Born on August 25, 1935, in Pickwick Dam, Tennessee, Charles Wright was educated at Davidson College and the University of Iowa Writers’ Workshop. He began to read and write poetry while stationed in Italy during his four years of service in the U.S. Army, and published his first collection of poems, The Grave of the Right Hand (Wesleyan University Press), in 1970. His second and third collections, Hard Freight (Wesleyan University Press, 1973) and Country Music: Selected Early Poems (Wesleyan University Press, 1983), were both nominated for National Book Awards; the latter received the prize.
Since then, Wright has published numerous collections of poems, including Caribou (Farrar, Straus and Giroux, 2014); Scar Tissue (Farrar, Straus and Giroux, 2007), which was the international winner for the Griffin Poetry Prize; Black Zodiac (Farrar, Straus and Giroux, 1997), which won the Pulitzer Prize and the Los Angeles Times Book Prize; and Chickamauga (Farrar, Straus and Giroux, 1995), which won the 1996 Lenore Marshall Poetry Prize from the Academy of American Poets.
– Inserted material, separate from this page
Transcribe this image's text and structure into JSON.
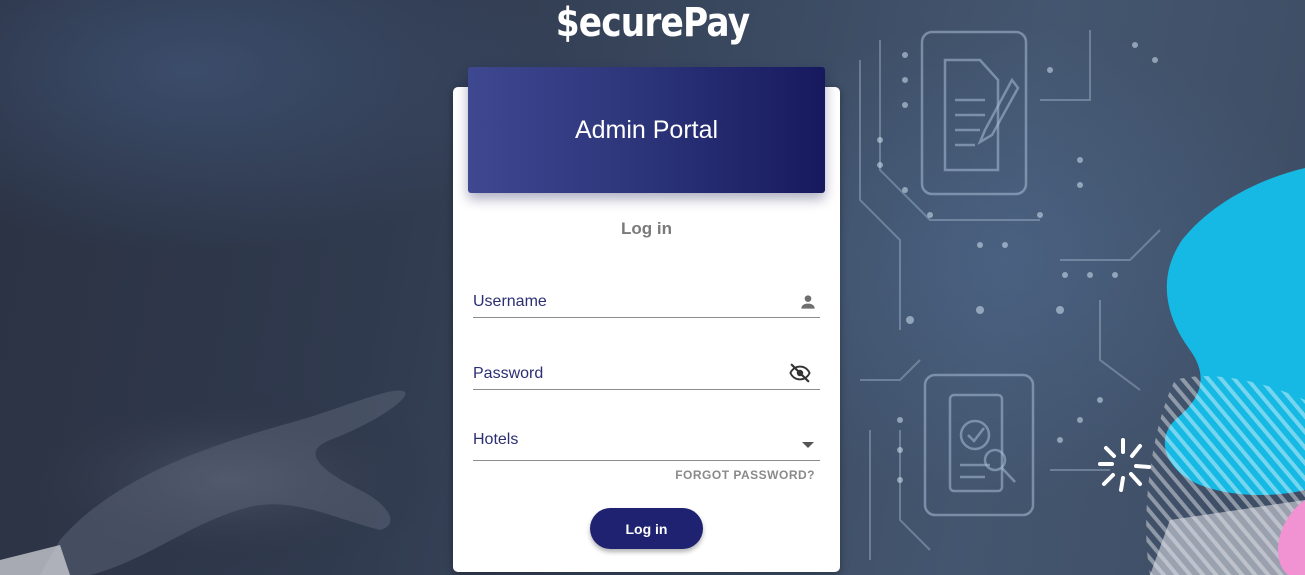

His latest collection, Oblivion Banjo: The Poetry of Charles Wright, was release by his longtime publisher, Farrar, Straus, & Giroux, in November 2019.
Wright has also written two volumes of criticism: Quarter Notes: Improvisations and Interviews (University of Michigan Press, 1995) and Halflife: Improvisations and Interviews, 1977–87 (University of Michigan Press, 1988). He has also translated the work of Dino Campana in Orphic Songs (Oberlin College Press, 1984) as well as Eugenio Montale’s The Storm and Other Poems (Oberlin College Press, 1978), which was awarded the PEN Translation Prize.
Wright’s many honors include the 2013 Bollingen Prize, the American Academy of Arts and Letters Award of Merit Medal, a National Endowment for the Arts fellowship, and the Ruth Lilly Poetry Prize.
Wright taught at the University of Virginia in Charlottesville as the Souder Family Professor of English. In 1999, he was elected a Chancellor of the Academy of American Poets and served until 2002. In 2014, he was appointed United States Poet Laureate.